PhD Position F/M Privacy-Enabled AI Job Execution on Heterogeneous Consumer Hardware Architectures
Type de contrat : CDD
Niveau de diplôme exigé : Bac + 5 ou équivalent
Fonction : Doctorant
Niveau d'expérience souhaité : Jeune diplômé
Contexte et atouts du poste
The position is part of a collaboration between the Hive company and the STACK team. The successful candidate will be part of the STACK team based at IMT Atlantique, Nantes.
About STACK: STACK is a research group focusing on challenges related to the management and advanced usages of Utility Computing infrastructures (i.e. Cloud, Fog, Edge, and beyond). More specifically, the team is interested in delivering appropriate system abstractions to operate massively geo-distributed ICT infrastructures, from the lowest (system) levels to the highest (application development) ones, and addressing crosscutting dimensions such as energy or security.
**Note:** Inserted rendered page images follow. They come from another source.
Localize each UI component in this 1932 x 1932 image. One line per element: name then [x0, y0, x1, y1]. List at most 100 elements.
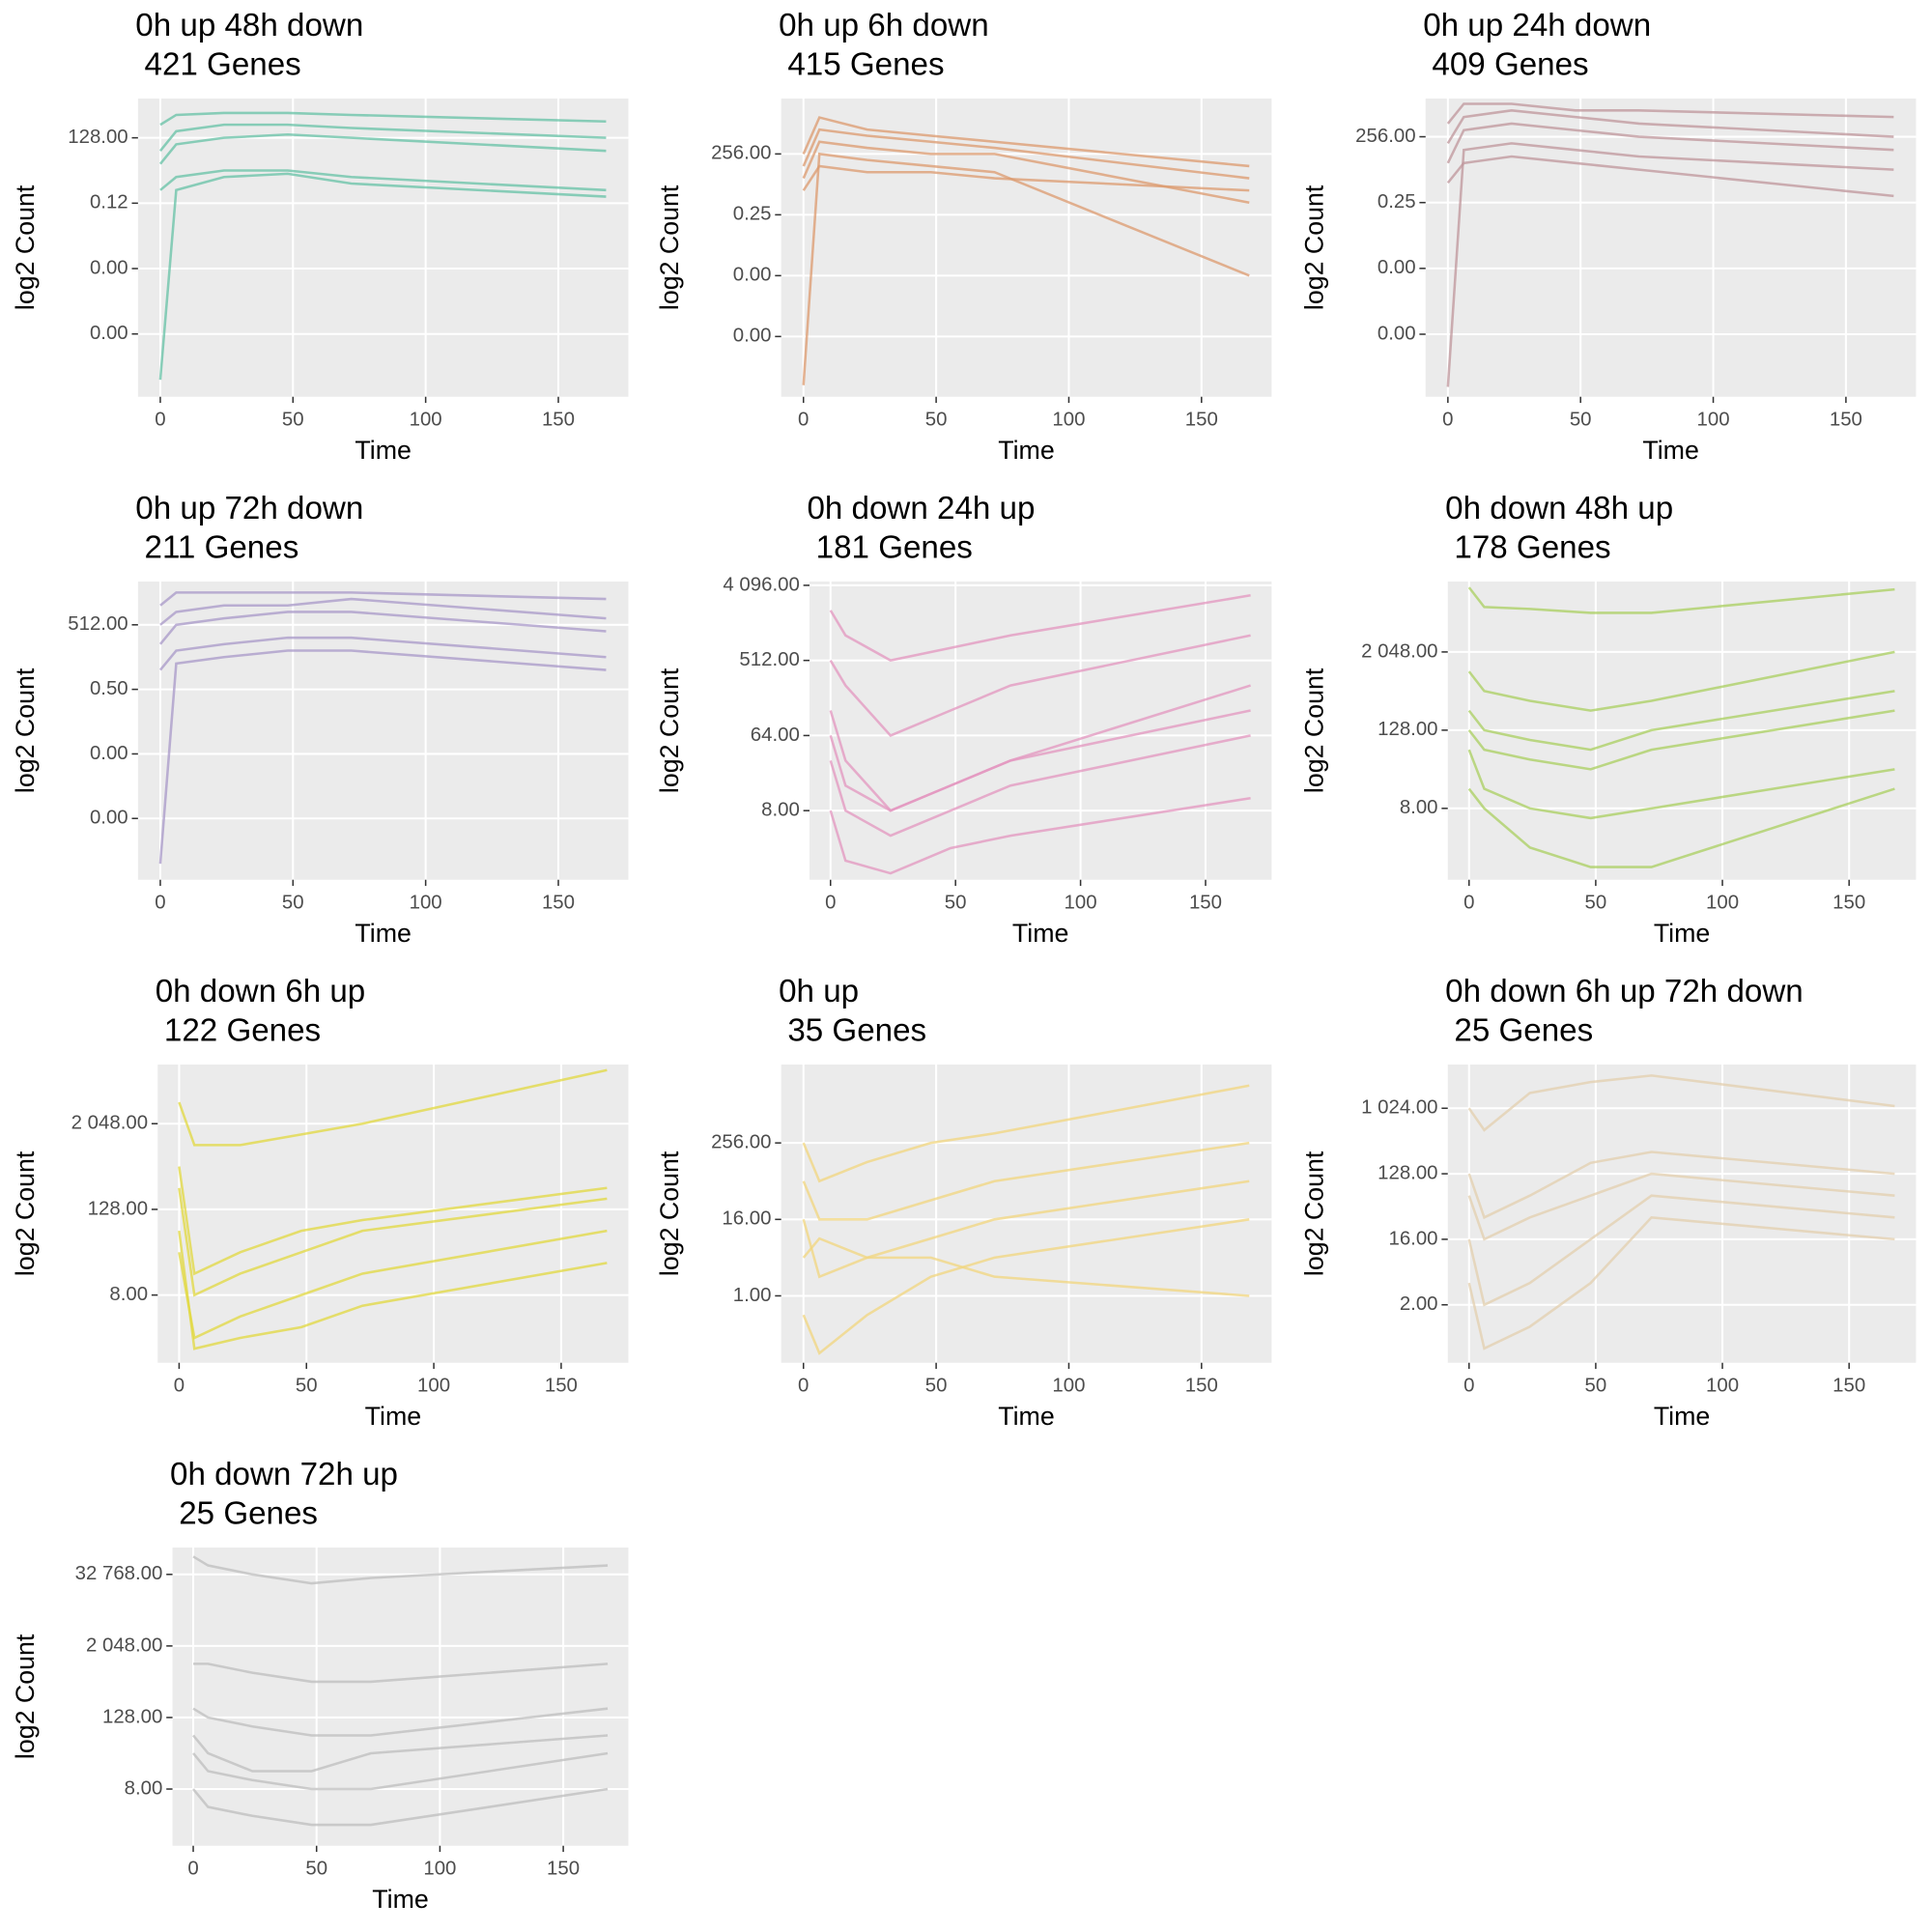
y-tick-label: 0.00 — [733, 265, 772, 286]
x-tick-label: 150 — [1833, 1375, 1865, 1396]
x-tick-label: 50 — [282, 892, 304, 913]
y-tick-label: 256.00 — [711, 143, 771, 164]
x-tick-label: 0 — [155, 892, 165, 913]
y-tick-label: 8.00 — [125, 1777, 163, 1799]
y-tick-label: 16.00 — [1388, 1228, 1437, 1249]
y-tick-label: 0.12 — [90, 192, 128, 213]
series-line — [1467, 787, 1895, 868]
series-line — [1446, 102, 1894, 125]
x-tick-label: 150 — [1189, 892, 1222, 913]
x-tick-label: 0 — [155, 409, 165, 430]
y-tick-label: 256.00 — [711, 1132, 771, 1153]
panel-title: 0h up — [779, 974, 859, 1009]
y-tick-label: 0.00 — [90, 808, 128, 829]
panel-title: 0h down 72h up — [170, 1457, 398, 1492]
x-tick-label: 0 — [1463, 1375, 1474, 1396]
x-tick-label: 150 — [542, 409, 575, 430]
series-line — [802, 164, 1250, 192]
x-tick-label: 150 — [547, 1858, 580, 1879]
y-tick-label: 8.00 — [761, 800, 800, 821]
series-line — [1446, 109, 1894, 145]
series-line — [802, 140, 1250, 205]
series-line — [192, 1734, 609, 1773]
series-line — [192, 1787, 609, 1827]
y-tick-label: 128.00 — [102, 1706, 162, 1727]
x-tick-label: 0 — [825, 892, 836, 913]
series-line — [158, 132, 607, 165]
x-tick-label: 0 — [1442, 409, 1453, 430]
y-axis-title: log2 Count — [1299, 185, 1328, 310]
series-line — [158, 172, 607, 381]
panel-title: 0h up 24h down — [1423, 8, 1651, 43]
panel-subtitle: 35 Genes — [779, 1013, 926, 1049]
y-tick-label: 8.00 — [1400, 797, 1438, 818]
series-line — [802, 1084, 1250, 1183]
series-line — [1467, 586, 1895, 614]
x-axis-title: Time — [1654, 919, 1710, 948]
panel-subtitle: 25 Genes — [1445, 1013, 1593, 1049]
y-axis-title: log2 Count — [11, 185, 40, 310]
x-tick-label: 150 — [542, 892, 575, 913]
y-tick-label: 128.00 — [88, 1198, 148, 1219]
y-tick-label: 512.00 — [68, 613, 128, 635]
x-tick-label: 50 — [282, 409, 304, 430]
x-axis-title: Time — [1654, 1402, 1710, 1431]
series-line — [159, 591, 607, 607]
panel-background — [1447, 1065, 1917, 1363]
y-tick-label: 128.00 — [1378, 719, 1437, 740]
y-tick-label: 0.00 — [1378, 323, 1416, 344]
panel-subtitle: 181 Genes — [807, 530, 972, 566]
y-tick-label: 0.25 — [733, 204, 772, 225]
y-tick-label: 0.00 — [90, 743, 128, 764]
panel-background — [781, 99, 1272, 397]
panel-title: 0h up 6h down — [779, 8, 989, 43]
series-line — [829, 709, 1251, 812]
y-tick-label: 32 768.00 — [75, 1563, 163, 1584]
series-line — [192, 1751, 609, 1791]
panel-subtitle: 409 Genes — [1423, 47, 1588, 83]
x-tick-label: 100 — [423, 1858, 456, 1879]
series-line — [1467, 709, 1895, 771]
x-axis-title: Time — [365, 1402, 421, 1431]
x-tick-label: 0 — [1463, 892, 1474, 913]
y-tick-label: 64.00 — [751, 724, 800, 746]
x-tick-label: 150 — [545, 1375, 578, 1396]
series-line — [802, 128, 1250, 180]
y-tick-label: 2.00 — [1400, 1293, 1438, 1315]
panel-title: 0h down 6h up 72h down — [1445, 974, 1804, 1009]
x-tick-label: 100 — [1065, 892, 1097, 913]
series-line — [1467, 1172, 1895, 1241]
series-line — [829, 634, 1251, 737]
series-line — [193, 1662, 609, 1684]
series-line — [1446, 122, 1894, 164]
x-tick-label: 100 — [1706, 892, 1739, 913]
y-tick-label: 1.00 — [733, 1285, 772, 1306]
y-tick-label: 0.00 — [1378, 257, 1416, 278]
series-line — [1446, 155, 1894, 198]
panel-subtitle: 211 Genes — [135, 530, 298, 566]
series-line — [1467, 1215, 1895, 1350]
series-line — [178, 1068, 608, 1147]
x-axis-title: Time — [1642, 436, 1698, 465]
series-line — [829, 594, 1251, 663]
panel-background — [810, 582, 1272, 880]
series-line — [802, 152, 1250, 385]
x-tick-label: 150 — [1830, 409, 1862, 430]
y-axis-title: log2 Count — [655, 185, 684, 310]
panel-title: 0h up 72h down — [135, 491, 363, 526]
x-axis-title: Time — [372, 1885, 428, 1914]
x-axis-title: Time — [1012, 919, 1068, 948]
y-axis-title: log2 Count — [655, 668, 684, 793]
series-line — [1467, 1194, 1895, 1307]
x-tick-label: 100 — [1697, 409, 1730, 430]
y-tick-label: 0.00 — [90, 257, 128, 278]
series-line — [1467, 650, 1895, 712]
y-tick-label: 16.00 — [722, 1208, 771, 1230]
y-tick-label: 256.00 — [1355, 126, 1415, 147]
y-tick-label: 0.25 — [1378, 191, 1416, 213]
y-tick-label: 128.00 — [68, 127, 128, 148]
y-axis-title: log2 Count — [11, 668, 40, 793]
series-line — [802, 116, 1250, 168]
panel-title: 0h down 24h up — [807, 491, 1035, 526]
Those infrastructures are critical for the emergence of new kind of applications related to the digitalization of the industry and the public sector (aka Industrial and Tactile Internet).
About the Hive company: Hive is shaping the future of cloud computing by leveraging unused computing capacity to provide a decentralized, environmentally friendly, and user-empowered alternative to traditional cloud services.
Mission confiée
Context
Taking security into account in distributed AI work is essential to respect user privacy, be it for inference or model training [3]. This is particularly the case when using consumer computers for computing tasks, a technique known as Desktop Grid Computing [1]. This otherwise idle hardware enables low-cost execution of computing tasks. However, in the AI case, it brings privacy issues as personal training or inference data is co-located with other users’ processes. One way to overcome this challenge is to employ the hardware security capabilities provided by modern processors, coprocessors, and chipsets [6,2]. The security features present in modern consumer computers include, for example, the Trusted Platform Module (TPM) chipsets integrated in most x86 motherboards, or Microsoft Pluton [5] in modern x86 processors. These modules provide numerous functions to help secure applications, such as key storage, encryption, and decryption. In addition recent processors have capabilities to securely run code in isolation, using for instance Intel SGX, SEV or TrustZone technologies [7]. TrustZone has been used successfully on AI projects in recent work [2, 4], as ARM platforms are becoming increasingly widespread in consumer computers and data centers. However, not all these security capabilities are identical, nor do they provide the same security guarantees depending on the family and model of processors and chipsets employed. Added to this is the complexity of using this type of architecture, which often requires specific programming models resulting in heavy adaptations of the executor code [4], or in other cases a very reduced performance [3].
Goals
The main objective of this PhD is to provide middleware-like software support able to distribute and run AI workloads on resources hosted on end-user computers, according to their software and hardware capabilities, while taking into account users’ privacy requirements. Several research questions will be considered:
• How to ensure the privacy of AI processing on computers with heterogeneous capabilities, taking advantage of end-user hardware security capabilities?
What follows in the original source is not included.